Limitations and future research


This study is subject to limitations. These data worked under the assumption that the respondents had only one romantic partner; extra pair partners could potentially influence how women use intimate apparel in their daily lives as well as within their committed relationships. Results were also not adjusted for time-of-day or cycle phase. A methodological limitation to this study is that participants were not asked the duration of their relationship, so use of intimate apparel across time could not be measured. Schmiedeberg and Shroder [61] found that sexual satisfaction peaks in the second half of the first year of a relationship and then declines over time. As the relationship progresses, the couple becomes more acquainted with one another and experience mutual life stressors; the couple transitions into the companionate phase, characterized by a state of comfort and commonality [62]. However, Frederick, Lever, Gillespie and Garcia [60] found that passion in romantic relationships can be maintained by enhancing the quality of the sexual encounters with sensual touch and “I love you” statements, so use of intimate apparel might also serve to maintain passion.

Another methodological limitation was the measure for initiation (mentioned in the Results), which was one item asking, “Did you or your partner initiate your most recent sexual encounter?” without a clear definition of initiate. A more specific measure of MVD beyond self and partner desirability would provide greater insight into individuals’ perceptions of themselves and their partners. Because this study focused on heterosexual women, future studies should examine how lesbian women use intimate apparel in their short- and long-term romantic relationships. Finally, this study does not provide support for intimate apparel as a form of proceptivity; future research might ask more probing question about sexual activities, specifically in open-ended interviews.

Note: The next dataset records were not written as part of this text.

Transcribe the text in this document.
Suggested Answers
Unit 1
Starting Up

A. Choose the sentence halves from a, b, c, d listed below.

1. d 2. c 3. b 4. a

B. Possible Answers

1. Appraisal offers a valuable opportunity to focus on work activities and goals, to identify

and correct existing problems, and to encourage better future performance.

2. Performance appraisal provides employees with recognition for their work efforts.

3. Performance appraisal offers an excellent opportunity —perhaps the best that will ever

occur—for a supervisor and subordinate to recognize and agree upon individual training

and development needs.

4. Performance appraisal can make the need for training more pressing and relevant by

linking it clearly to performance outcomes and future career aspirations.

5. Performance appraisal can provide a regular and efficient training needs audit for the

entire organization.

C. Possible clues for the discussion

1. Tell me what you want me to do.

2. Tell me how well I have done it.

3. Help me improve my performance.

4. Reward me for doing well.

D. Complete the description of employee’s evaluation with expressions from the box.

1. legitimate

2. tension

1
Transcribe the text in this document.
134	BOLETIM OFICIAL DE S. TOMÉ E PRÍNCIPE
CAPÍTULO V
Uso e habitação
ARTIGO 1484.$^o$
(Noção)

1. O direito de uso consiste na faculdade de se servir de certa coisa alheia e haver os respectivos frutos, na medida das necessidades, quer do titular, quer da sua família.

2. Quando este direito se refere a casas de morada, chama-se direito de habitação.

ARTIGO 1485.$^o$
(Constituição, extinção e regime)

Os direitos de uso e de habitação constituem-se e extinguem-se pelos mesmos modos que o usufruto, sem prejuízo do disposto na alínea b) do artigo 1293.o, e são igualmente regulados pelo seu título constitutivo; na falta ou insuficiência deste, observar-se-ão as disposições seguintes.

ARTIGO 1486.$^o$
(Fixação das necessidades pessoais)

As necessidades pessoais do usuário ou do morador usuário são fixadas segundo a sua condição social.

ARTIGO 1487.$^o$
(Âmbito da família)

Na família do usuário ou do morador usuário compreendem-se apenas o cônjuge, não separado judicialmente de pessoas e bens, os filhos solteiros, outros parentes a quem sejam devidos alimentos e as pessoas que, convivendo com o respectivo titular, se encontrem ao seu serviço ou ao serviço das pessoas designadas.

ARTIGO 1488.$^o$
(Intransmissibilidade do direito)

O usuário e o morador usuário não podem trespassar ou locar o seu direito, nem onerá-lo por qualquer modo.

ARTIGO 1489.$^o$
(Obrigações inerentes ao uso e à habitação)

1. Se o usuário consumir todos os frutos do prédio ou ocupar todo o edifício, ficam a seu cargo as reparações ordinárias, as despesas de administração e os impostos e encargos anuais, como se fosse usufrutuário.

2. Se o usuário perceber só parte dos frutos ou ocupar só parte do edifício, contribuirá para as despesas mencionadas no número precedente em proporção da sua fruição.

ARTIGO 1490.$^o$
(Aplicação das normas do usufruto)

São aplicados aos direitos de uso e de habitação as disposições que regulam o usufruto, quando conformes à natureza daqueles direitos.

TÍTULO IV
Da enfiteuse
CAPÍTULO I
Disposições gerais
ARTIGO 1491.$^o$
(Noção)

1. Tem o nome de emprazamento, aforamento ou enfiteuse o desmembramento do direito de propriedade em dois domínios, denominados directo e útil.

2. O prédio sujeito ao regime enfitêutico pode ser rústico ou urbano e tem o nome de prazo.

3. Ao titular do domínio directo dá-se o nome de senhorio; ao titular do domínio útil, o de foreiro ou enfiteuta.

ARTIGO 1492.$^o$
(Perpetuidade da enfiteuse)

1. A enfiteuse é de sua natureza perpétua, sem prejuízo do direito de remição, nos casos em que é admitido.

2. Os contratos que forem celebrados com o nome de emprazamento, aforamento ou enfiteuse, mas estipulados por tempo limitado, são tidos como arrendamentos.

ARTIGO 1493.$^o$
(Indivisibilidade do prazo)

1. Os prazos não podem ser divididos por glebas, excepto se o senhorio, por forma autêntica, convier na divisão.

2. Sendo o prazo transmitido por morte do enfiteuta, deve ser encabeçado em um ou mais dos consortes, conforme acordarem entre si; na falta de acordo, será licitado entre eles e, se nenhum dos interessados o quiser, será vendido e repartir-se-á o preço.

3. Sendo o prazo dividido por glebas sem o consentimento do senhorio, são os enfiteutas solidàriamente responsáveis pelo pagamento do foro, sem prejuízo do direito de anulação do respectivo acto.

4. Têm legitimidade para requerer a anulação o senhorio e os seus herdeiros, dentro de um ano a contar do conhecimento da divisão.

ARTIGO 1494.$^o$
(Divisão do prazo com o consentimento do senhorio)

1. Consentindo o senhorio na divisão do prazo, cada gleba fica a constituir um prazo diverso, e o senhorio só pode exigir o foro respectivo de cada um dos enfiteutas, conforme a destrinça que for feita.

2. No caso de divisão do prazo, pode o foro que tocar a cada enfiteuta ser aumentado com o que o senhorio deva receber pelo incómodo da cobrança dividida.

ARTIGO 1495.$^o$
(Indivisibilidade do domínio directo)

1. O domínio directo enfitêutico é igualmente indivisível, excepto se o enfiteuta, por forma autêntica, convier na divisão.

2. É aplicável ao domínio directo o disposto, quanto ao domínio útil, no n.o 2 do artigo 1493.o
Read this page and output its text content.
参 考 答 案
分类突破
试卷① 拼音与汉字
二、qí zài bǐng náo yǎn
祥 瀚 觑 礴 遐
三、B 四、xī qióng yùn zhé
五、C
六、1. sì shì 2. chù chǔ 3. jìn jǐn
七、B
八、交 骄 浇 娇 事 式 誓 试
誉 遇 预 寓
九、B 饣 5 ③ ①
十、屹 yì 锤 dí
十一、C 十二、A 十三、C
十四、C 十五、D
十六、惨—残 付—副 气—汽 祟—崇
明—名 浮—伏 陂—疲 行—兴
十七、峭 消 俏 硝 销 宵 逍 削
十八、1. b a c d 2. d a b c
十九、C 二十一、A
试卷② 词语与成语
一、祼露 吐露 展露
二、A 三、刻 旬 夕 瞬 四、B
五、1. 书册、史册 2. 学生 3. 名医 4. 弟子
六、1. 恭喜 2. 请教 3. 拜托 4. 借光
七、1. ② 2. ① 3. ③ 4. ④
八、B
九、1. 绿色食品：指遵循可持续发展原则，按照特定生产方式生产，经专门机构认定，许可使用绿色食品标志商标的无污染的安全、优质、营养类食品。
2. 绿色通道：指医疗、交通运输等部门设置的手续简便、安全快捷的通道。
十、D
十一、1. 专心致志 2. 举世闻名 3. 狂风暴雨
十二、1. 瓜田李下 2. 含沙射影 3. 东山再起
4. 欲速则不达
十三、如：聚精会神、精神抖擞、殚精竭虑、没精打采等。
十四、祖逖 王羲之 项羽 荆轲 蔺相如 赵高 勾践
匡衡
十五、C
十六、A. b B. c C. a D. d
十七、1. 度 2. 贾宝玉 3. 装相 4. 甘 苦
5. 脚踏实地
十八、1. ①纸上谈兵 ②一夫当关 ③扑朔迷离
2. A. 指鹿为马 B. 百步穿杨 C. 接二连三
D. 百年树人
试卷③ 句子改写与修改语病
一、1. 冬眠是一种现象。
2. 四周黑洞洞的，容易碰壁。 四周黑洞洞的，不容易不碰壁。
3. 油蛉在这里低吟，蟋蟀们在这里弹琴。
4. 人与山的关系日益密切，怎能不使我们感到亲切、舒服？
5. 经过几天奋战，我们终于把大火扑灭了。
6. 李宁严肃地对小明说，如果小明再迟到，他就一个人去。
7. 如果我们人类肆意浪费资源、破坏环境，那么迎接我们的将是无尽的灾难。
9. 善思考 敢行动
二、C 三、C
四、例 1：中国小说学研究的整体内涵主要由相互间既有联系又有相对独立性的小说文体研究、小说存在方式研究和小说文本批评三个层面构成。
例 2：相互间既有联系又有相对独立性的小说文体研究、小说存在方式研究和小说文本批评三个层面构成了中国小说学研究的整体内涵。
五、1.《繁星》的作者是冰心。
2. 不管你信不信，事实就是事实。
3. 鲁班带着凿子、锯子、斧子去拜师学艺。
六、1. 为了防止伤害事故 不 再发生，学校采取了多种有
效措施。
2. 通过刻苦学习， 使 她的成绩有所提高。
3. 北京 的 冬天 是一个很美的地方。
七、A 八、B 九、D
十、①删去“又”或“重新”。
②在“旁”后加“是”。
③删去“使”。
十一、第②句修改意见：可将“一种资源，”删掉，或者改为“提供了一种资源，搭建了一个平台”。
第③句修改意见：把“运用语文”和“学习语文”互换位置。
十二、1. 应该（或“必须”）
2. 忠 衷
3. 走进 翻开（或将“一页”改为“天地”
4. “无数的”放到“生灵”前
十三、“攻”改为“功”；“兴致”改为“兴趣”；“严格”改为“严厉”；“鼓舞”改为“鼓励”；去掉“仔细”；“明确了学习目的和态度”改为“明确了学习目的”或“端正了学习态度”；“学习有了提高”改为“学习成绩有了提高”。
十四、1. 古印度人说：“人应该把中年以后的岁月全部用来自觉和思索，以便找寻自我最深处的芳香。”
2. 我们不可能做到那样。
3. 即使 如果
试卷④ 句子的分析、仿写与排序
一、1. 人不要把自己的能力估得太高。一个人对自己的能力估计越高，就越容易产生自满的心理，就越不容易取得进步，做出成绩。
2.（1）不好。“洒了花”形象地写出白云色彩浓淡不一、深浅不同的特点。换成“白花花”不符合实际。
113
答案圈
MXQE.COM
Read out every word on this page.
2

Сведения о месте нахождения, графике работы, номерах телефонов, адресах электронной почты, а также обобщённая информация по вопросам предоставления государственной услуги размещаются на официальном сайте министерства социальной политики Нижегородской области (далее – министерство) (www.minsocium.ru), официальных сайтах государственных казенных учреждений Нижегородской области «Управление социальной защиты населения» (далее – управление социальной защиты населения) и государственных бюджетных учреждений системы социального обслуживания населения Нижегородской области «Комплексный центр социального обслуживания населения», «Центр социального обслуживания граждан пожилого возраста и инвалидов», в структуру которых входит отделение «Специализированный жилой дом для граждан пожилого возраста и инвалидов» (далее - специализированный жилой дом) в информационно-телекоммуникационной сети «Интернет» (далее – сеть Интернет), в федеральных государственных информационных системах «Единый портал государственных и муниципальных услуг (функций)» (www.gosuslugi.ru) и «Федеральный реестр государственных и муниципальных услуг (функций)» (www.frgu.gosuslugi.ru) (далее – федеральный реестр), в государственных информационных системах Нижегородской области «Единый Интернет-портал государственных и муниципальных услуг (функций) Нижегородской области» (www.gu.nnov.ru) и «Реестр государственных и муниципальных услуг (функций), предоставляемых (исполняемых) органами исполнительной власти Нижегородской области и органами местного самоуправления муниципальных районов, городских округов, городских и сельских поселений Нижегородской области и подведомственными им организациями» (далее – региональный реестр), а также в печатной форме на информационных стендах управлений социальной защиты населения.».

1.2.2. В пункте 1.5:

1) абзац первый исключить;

These findings might also have clinical significance in that women’s use of intimate apparel could reflect women’s body image. In a comprehensive review on women’s body image and sexual functioning, Woetman and ban den Brink [58] found a positive relationship between body image and sexual desire overall. They also found that women’s sexual arousal and satisfaction can be negatively affected by self-inspection and -evaluation during sexual activity. Another study on body image and romantic relationships found that body appreciation was positively associated with relationship quality as well as sexual satisfaction [63]. Because women in this study who reported higher mate value were more likely to wear sexier underwear, body image might play a role in women’s choice of intimate apparel and overall impact relationship and sexual satisfaction. Women who have lower body image might not have the confidence to wear sexier underwear, which could itself negatively affect her sexual desire and arousal. Future research into effects of body image should incorporate women’s use of intimate apparel as well as mate value to better understand these associations.